Si Dieu est un fumeur de havanes, alors Kamel Cabbabé se prend pour (un) dieu. Mais le dieu des petites choses. Celui des débris, des fragments, des particules... Tous ces résidus de notre société de consommation que ce fumeur de cigares s'amuse à collecter, à assembler et à reconfigurer en tableaux ludiques et colorés.

En démiurge des objets jetés, Kamel Cabbabé les récupère, les déconstruit pour leur redonner vie dans « une forme d'art transformationnel », indique le texte de présentation de son exposition à la galerie Aïda Cherfan. Une toute première exposition pour ce businessman (obligé par son père à reprendre l'affaire familiale, une usine de lingerie), architecte contrarié qui a trouvé dans cet art de la récupération un exutoire à son attrait pour le beau, l'harmonieux et le décoratif. Mais aussi l'expression de sa révolte face aux gabegies de nos sociétés consommatrices « qui jettent tout à la poubelle, qui envoient tout à l'incinération », fulmine-t-il. Et de lancer, gouailleur : « Il y a l'art de mentir, l'art de voler, l'art de tuer... Le mien consiste à créer à partir de ce qui est négligé, jeté, détruit... »
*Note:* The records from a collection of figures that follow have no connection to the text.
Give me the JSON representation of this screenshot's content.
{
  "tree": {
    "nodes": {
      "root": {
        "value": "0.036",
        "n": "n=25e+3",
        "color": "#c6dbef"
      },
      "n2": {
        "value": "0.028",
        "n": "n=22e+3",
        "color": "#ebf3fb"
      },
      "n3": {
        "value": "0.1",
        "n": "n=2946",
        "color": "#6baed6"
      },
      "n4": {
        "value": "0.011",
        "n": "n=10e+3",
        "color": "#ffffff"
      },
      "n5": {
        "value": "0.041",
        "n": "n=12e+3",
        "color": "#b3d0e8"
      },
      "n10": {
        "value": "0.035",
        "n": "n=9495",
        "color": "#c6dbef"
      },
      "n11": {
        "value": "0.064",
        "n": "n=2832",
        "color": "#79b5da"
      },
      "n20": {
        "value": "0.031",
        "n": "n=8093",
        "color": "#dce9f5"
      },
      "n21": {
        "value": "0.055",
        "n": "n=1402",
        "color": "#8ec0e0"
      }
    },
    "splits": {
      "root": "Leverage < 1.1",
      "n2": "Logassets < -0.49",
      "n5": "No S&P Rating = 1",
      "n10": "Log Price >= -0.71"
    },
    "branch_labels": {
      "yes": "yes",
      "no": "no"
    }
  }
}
Voilà donc ses tableaux, entièrement « construits » à partir de pièces de machines d'usines, d'éléments d'ordinateurs, de bouts de bois ou encore de morceaux de cartons, comme autant de plaidoyers pour le recyclage et la récupération. Sauf que le langage de ce militant anticonsumérisme effréné est ludique, son vocabulaire coloré et son travail esthétisant. On est bien loin de l'univers rugueux et dépouillé des défenseurs de la planète. Car Kamel Cabbabé serait, lui, plutôt du genre hédoniste. Un fumeur de havanes, vous dit-on ! Il a même conçu une toile autour de ce thème. « Et c'est ma préférée », avoue-t-il, en montrant du doigt un mixed-media associant l'image d'une jeune femme fumant un cigare, découpée d'un livre, avec des collages et un texte qu'il a lui-même écrit, éloge à ce plaisir qui part en fumée.

 

(Pour mémoire : Kamel Cabbabé, une question de proportions)

 

Magie noire et ordinateurs
Dégaine soigneusement décontractée, yeux bleus perçants qui virent malicieux lorsqu'il évoque un livre de magie noire que lui a légué son père, ce septuagénaire branché a vécu plusieurs vies : industriel, patron dans la mode, publicitaire, concepteur d'une célèbre marque de biscuits... Il n'en a pas moins gardé partiellement son âme d'enfant. Et cela se reflète dans ses œuvres qui ont quelque chose des jeux de construction du temps de l'enfance. Des sortes de fresques de format carré qu'il élabore chez lui dans son atelier vitré ouvert sur son salon, « un espace toujours parfaitement ordonné », signale cet homme méticuleux. Composées d'éléments divers placés architecturalement sur des fonds de couleurs vives et pures à l'acrylique, elles dégagent, de prime abord, un je-ne-sais-quoi d'attirant et de léger. Mais en y portant un regard plus appuyé, on y décèle une démarche créative plus profonde, quasiment de l'ordre de la réparation. « Car chaque résidu d'objet, chaque morceau de pierre, chaque fragment de machine, chaque brisure de matière, contient la trace, la mémoire, le talent, le génie de l'homme qui a imaginé, inventé, façonné, créé, construit... », soutient Kamel Cabbabé. Lequel a donc décidé de récupérer ces précieuses « Particules de mémoire » (titre de l'exposition) et de les réassembler dans des formats inédits pour leur insuffler une existence nouvelle. Artistique? Disons plutôt décorative. « C'est vrai, mes tableaux sont décoratifs », reconnaît leur auteur. « Ils sont aussi et surtout le résultat de ma curiosité profonde des gens, comme des machines », ajoute-t-il. Une curiosité qui se reflète dans l'éclectisme de ses thèmes, qui vont des portraits des grands génies de l'humanité – qu'il dote de cerveaux d'ordinateurs (Einstein, Newton, Leonardo Da Vinci...) – à des variations autour du symbolisme de la Croix- Rouge (en bois flotté et clous peints) ; d'un triptyque sur le big bang et l'évolution de la voie lactée à un solaire schéma de vie humanisé des particules d'humanoïdes... Et puis, il y a ce très beau diptyque en ode au pays du Soleil-Levant, ce Japon qui le fascine autant pour sa culture traditionnelle que pour sa prééminence technologique...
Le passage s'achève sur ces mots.